The production had got off to a rocky start, with Robinson locking horns with HandMade’s co-owner Denis O’Brien, who found the early dailies, as Robinson remembered, “about as funny as cancer”, wanting something camper and sillier. “You’re wrong,” Robinson told him. “It’s a comedy that doesn’t have any jokes or punchlines. It’s the desperation in the situation where the comedy will come from.” O’Brien demanded a different approach and asked for entire scenes to be cut; Robinson said, “Right, fuck you,” and quit. O’Brien relented, Robinson returned, and made exactly the film he wanted to make. You can feel the fire in every frame.

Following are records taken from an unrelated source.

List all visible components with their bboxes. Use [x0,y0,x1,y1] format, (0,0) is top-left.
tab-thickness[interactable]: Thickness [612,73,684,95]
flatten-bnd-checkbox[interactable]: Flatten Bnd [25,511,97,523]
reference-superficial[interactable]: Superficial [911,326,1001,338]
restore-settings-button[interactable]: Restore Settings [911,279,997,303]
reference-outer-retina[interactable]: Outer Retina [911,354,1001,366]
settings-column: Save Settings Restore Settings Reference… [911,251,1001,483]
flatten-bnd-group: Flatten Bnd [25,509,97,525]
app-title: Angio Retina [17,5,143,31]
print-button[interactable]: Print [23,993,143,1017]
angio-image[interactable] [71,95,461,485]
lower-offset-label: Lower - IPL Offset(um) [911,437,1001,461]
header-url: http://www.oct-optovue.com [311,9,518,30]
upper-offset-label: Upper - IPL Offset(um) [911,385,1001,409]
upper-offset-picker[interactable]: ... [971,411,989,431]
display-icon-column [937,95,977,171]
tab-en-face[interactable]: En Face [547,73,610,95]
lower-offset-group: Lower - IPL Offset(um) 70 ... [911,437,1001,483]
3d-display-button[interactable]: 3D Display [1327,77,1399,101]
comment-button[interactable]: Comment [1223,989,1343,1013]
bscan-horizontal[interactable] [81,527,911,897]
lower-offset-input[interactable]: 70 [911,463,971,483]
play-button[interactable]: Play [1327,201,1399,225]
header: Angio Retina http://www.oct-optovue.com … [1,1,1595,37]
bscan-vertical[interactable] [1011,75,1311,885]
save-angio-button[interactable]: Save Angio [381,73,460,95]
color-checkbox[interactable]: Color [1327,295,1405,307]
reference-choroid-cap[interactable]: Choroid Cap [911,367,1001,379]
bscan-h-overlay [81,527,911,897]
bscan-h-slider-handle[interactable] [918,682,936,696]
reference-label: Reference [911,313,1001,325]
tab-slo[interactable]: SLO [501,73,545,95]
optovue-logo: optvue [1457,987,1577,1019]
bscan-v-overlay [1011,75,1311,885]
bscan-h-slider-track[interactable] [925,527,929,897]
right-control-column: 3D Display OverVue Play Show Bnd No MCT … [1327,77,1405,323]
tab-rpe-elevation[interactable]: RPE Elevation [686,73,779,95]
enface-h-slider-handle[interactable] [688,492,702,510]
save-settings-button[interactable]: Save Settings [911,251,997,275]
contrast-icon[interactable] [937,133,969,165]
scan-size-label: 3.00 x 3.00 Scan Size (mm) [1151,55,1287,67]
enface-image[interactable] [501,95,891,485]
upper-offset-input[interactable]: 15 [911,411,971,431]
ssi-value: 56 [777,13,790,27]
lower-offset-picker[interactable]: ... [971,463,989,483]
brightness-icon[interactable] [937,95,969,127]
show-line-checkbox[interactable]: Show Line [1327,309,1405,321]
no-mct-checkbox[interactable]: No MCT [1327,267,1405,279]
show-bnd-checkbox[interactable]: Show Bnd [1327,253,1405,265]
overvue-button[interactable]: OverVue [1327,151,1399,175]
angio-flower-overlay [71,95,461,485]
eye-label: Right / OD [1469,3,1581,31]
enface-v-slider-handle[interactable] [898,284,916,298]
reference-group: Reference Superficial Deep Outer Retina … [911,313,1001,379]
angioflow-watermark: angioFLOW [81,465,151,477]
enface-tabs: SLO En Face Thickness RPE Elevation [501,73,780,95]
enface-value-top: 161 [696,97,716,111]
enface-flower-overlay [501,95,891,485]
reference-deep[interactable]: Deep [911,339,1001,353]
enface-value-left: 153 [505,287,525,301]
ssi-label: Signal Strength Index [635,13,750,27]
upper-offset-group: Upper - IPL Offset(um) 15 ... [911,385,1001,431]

It is timeless, set in 1969, shot in 1986, and still resonating now. “It’s about trying to cope with generational change, which is universal, but it’s also a film about anger,” explained Robinson a few years ago. There’s so much emotional depth, and it cuts through all the tea-room chaos and the Camberwell carrots. Withnail’s thin smile as he says, “Well done,” to Marwood when the latter is given some good professional news is painful to behold. We feel for him, deeply, despite his awfulness, which makes the ending such a gut-punch, as Marwood leaves to get his career on track and Withnail is left alone in Regent’s Park, chugging from a bottle of red, performing — brilliantly — a Hamlet soliloquy to the wolves in the zoo. Suddenly we realise we’ve just watched the world’s saddest comedy. Withnail will die soon. He’ll haunt us.

Withnail And I didn’t set the box office on fire, but word-of-mouth over the next decade transformed it into the classic it remains. Steve Martin and Paul Rudd are mega-fans; Johnny Depp, obsessed with it, poured Withnail into Jack Sparrow; Colin Farrell, referring to Withnail and Marwood’s complex friendship, has called it his favourite cinematic love story.

It’s that relationship that makes the film endure, but the whole thing rings true — a deeply personal, scathing memoir of sorts from Robinson, who won those early battles to make something brimming with integrity, starring actors who gave it everything they had. It lives on, reasoned Robinson recently, because “it touches that moment in all our lives of magnificent anarchy.” What exquisite anarchy it is.